EventDBX automatically generates a token on first start; you can retrieve it by reading the cli.token file.
docker compose -f src/docker-compose.yml exec eventdbx sh -c 'cat /var/lib/eventdbx/.eventdbx/cli.token'bench-shared.ts loads environment variables once via dotenv/config.
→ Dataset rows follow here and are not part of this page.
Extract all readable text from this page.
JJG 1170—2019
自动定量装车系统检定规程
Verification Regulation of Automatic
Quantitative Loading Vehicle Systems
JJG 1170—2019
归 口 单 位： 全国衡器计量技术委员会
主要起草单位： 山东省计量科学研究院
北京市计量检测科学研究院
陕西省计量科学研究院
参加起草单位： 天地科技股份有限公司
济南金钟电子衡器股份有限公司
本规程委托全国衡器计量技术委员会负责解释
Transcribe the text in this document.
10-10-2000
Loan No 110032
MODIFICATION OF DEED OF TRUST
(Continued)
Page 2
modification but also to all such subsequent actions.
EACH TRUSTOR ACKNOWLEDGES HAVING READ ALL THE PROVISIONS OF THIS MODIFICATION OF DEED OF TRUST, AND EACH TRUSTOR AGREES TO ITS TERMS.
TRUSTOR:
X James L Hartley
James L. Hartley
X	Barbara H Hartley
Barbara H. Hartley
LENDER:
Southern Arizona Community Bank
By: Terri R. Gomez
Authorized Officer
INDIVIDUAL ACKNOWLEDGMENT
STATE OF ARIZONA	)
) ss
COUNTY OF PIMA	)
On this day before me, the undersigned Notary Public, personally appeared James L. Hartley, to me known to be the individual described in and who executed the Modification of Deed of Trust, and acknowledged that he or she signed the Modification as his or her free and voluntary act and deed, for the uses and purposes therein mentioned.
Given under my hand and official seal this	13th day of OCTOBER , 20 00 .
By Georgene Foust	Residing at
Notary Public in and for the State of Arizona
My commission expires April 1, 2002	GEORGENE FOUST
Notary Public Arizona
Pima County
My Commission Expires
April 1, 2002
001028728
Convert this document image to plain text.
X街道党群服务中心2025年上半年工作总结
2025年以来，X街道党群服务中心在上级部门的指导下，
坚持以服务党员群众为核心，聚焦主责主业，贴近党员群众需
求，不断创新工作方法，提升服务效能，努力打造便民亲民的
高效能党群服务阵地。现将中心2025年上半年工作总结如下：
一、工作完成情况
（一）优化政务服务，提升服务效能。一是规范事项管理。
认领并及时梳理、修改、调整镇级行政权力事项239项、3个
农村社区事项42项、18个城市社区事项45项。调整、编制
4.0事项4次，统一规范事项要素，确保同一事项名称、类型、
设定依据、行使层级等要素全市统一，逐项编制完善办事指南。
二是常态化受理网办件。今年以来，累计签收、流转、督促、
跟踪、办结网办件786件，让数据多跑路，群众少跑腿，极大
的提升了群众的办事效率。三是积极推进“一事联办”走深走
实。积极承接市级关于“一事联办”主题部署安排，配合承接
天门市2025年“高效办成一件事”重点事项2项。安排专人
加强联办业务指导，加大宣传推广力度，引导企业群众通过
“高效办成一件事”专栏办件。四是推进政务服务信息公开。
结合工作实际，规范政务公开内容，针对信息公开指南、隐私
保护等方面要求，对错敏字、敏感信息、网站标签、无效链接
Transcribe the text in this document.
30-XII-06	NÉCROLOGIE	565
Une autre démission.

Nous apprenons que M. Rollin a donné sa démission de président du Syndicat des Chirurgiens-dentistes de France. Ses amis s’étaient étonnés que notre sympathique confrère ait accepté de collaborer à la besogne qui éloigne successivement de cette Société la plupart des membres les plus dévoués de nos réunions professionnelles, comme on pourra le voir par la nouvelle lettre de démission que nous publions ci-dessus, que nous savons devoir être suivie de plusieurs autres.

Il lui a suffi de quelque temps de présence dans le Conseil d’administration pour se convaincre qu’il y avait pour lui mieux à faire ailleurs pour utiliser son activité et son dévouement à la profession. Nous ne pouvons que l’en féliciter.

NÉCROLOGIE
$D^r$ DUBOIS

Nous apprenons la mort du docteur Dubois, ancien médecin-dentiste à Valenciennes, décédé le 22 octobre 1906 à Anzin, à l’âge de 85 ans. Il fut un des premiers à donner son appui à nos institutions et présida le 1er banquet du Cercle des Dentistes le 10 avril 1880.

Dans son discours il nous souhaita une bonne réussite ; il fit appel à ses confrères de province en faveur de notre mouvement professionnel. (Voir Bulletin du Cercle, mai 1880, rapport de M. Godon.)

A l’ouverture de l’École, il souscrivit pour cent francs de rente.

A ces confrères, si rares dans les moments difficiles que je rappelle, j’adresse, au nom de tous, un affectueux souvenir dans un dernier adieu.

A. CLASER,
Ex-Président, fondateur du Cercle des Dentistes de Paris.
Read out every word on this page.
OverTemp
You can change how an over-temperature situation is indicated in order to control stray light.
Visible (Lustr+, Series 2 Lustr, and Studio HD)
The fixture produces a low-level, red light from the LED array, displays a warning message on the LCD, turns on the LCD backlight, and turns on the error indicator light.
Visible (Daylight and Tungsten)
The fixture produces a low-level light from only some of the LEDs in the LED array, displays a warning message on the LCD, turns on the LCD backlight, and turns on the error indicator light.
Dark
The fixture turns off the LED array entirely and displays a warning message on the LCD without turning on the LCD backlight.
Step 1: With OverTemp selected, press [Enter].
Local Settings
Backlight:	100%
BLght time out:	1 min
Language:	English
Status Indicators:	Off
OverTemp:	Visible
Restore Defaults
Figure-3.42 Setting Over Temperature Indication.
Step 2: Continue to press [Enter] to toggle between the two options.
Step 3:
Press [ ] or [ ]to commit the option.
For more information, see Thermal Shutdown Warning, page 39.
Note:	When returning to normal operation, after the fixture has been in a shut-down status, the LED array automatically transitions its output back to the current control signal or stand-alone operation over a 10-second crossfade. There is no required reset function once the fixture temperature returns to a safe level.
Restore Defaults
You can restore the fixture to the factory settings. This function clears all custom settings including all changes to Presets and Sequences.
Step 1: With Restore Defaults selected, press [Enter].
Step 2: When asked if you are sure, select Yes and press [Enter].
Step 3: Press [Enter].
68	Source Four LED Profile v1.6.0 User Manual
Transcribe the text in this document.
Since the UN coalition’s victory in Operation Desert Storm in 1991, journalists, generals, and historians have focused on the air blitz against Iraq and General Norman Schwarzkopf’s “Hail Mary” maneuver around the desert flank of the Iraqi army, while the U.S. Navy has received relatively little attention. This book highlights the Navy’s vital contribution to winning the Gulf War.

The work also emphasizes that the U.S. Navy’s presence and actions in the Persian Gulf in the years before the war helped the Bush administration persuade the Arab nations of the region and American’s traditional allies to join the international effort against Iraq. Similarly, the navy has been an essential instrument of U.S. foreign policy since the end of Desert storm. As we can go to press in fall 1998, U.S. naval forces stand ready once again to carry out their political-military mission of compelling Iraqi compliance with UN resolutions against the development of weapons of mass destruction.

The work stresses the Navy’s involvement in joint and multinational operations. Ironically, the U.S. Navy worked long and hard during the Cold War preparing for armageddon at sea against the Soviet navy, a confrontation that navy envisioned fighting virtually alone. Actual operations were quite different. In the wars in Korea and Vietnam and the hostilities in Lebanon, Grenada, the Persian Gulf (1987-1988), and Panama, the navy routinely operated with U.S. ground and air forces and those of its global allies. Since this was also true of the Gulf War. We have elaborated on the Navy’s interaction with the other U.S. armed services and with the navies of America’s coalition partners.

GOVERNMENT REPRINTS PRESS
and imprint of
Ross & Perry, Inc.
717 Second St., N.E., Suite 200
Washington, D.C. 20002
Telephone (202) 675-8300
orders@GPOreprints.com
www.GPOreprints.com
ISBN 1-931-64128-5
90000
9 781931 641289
A sample
.env lives at the project root and already mirrors the defaults shown below;
feel free to copy/modify it for your environment.
| Variable | Default value | Description |
|---|---|---|
EVENTDBX_MSSQL_CONN |
Server=localhost;User Id=SA;Password=<Password>;TrustServerCertificate=True |
Connection string for MSSQL. |
EVENTDBX_MONGO_URI |
mongodb://localhost:27017 |
MongoDB connection URI. |
EVENTDBX_MONGO_DB |
bench |
Mongo database name. |
EVENTDBX_MONGO_COLLECTION |
events |
Events collection name. |
EVENTDBX_MONGO_AGGREGATE_COLLECTION |
events_aggregates |
Aggregates collection name. |
EVENTDBX_PG_DSN |
postgresql://bench:bench@localhost:5432/bench |
PostgreSQL DSN consumed by pg.Pool. |
EVENTDBX_TEST_IP |
127.0.0.1 |
EventDBX control client host. |
EVENTDBX_TEST_PORT |
6363 |
EventDBX control client port. |
EVENTDBX_TEST_TOKEN |
static JWT in repo | Authentication token for the control client. |
BENCH_RUN_MODE / BENCH_MODE |
all |
Operation mix (all, read, write). |
BENCH_OPERATION_LIMIT |
100 |
Shared page/event window size. |
BENCH_DATASET_SIZES |
1,10000,100000 |
Comma/space-separated dataset sizes. |
To spin up local dependencies quickly, use the provided compose file (passwords match the defaults above):
docker compose -f src/docker-compose.yml up -d postgres mongodb mssqlRemember to tear the stack down afterwards (docker compose down).
- Timeouts when talking to MSSQL: the harness treats
ETIMEOUTresponses as skips and logs the failure. Double-check that port1433is reachable and the SA password matchesEVENTDBX_MSSQL_CONNif you expect the benchmark to run. Cannot find module 'pg'(or similar): optional drivers are loaded at runtime. Install the relevant package (npm install pg,npm install mssql, etc.) or unset the corresponding environment variables to skip that backend.- AVA/npm operation timeouts: if long-running suites exceed the default
timeout, re-run with a larger budget (for example
AVA_TIMEOUT=10m pnpm test --timeout=10m) so AVA’s watchdog doesn’t abort the process mid-run. - Postgres progress parser warnings about casts: aggregate IDs are seeded as zero-padded strings and queries order lexicographically. If you still see warnings, ensure you are running the updated suite (no explicit casts remain).
The benchmark specs delete existing synthetic data before seeding, but long running sessions can still leave behind large datasets. Clean up per-backend data directories as needed to reclaim space.